3. Einkaufen nicht nur mit einem negativen Test, sondern auch mit einer Impfbescheinigung (statt negativem Test) ermöglichen, um den gesamten Handel ohne Einschränkungen nutzen zu können.
4. Sollten tatsächlich strengere Beschränkungen auch im wirtschaftlichen Leben erfolgen, dürfen sich diese dann nicht mehr nur auf die bislang betroffenen Branchen erstrecken, sondern müssen alle Bereiche erfassen, die nachweislich einen Beitrag zum Infektionsgeschehen leisten. Wir möchten Sie eindringlich bitten, unsere Argumente bei den anstehenden Beratungen zu berücksichtigen und sich bei der Änderung des Infektionsschutzgesetzes auf erforderliche und nachweislich geeignete Maßnahmen zur Pandemiebekämpfung zu beschränken.

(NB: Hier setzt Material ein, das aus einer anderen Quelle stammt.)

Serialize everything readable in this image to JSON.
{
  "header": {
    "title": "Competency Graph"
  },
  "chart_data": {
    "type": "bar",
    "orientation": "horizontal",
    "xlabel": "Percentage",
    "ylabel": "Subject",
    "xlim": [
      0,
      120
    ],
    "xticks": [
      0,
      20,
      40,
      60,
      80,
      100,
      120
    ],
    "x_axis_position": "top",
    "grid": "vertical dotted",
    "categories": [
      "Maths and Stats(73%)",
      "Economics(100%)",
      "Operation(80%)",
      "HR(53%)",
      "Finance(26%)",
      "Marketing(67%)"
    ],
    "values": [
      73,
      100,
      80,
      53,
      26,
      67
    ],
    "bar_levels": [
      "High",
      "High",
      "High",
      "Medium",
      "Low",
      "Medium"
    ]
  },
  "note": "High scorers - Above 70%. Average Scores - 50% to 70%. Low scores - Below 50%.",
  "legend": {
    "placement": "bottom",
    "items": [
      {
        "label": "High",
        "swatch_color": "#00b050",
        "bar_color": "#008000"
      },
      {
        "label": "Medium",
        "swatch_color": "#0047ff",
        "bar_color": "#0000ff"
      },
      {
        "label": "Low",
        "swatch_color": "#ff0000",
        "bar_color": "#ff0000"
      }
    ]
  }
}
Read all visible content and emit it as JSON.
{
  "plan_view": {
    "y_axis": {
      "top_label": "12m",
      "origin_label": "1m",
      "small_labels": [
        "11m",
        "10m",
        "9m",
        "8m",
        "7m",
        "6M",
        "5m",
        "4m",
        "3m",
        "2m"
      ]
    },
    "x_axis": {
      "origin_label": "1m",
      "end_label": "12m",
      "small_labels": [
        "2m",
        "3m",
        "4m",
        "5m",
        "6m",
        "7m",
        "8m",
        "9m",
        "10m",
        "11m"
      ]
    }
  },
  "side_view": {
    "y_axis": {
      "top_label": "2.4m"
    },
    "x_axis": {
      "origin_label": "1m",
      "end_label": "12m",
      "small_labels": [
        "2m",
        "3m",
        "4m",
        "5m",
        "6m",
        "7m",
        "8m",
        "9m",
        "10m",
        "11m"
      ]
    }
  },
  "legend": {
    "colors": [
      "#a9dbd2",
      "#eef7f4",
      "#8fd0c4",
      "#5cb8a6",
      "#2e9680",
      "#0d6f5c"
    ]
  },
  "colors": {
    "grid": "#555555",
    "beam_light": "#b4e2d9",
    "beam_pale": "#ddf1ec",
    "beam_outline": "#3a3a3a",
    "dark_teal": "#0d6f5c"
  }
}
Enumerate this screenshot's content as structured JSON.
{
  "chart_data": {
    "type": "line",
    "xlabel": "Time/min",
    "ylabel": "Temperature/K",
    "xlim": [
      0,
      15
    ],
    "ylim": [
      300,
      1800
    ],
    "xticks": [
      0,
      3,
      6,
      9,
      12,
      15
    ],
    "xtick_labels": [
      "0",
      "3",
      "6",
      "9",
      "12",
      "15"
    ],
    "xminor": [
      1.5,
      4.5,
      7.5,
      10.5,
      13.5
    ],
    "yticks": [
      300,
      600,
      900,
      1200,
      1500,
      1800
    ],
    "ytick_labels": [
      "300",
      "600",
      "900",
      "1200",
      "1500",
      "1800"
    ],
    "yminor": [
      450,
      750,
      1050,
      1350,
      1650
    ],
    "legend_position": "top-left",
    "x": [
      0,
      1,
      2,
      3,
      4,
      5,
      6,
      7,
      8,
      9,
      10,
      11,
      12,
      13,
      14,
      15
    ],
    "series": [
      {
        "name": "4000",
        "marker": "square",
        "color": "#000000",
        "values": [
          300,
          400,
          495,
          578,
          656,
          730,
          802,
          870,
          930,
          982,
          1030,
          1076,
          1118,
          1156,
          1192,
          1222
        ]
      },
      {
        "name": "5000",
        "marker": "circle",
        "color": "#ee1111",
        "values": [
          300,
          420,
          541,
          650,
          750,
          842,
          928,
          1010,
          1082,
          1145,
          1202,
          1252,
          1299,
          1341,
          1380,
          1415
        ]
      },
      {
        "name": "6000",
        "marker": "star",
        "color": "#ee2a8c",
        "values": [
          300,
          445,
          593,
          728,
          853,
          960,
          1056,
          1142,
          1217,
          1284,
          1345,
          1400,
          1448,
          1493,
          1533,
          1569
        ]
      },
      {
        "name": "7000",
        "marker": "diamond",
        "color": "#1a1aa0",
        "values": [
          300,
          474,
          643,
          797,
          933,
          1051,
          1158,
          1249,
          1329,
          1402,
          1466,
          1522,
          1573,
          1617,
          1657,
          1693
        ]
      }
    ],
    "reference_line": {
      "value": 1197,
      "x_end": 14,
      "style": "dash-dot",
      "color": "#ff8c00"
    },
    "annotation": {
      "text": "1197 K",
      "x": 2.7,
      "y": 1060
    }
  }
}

Sollte es dennoch zu weiteren Schließungen des Handels kommen, ist eine angemessene finanzielle Entschädigung erforderlich, die über die bisherigen Wirtschaftshilfen hinausgeht. Ansonsten werden tausende von Unternehmen mit ihren hunderttausenden Beschäftigten diese Krise wirtschaftlich nicht überstehen. Sehr gerne stehen wir Ihnen für weitere Rückfragen und jede Form des Austauschs zur Verfügung!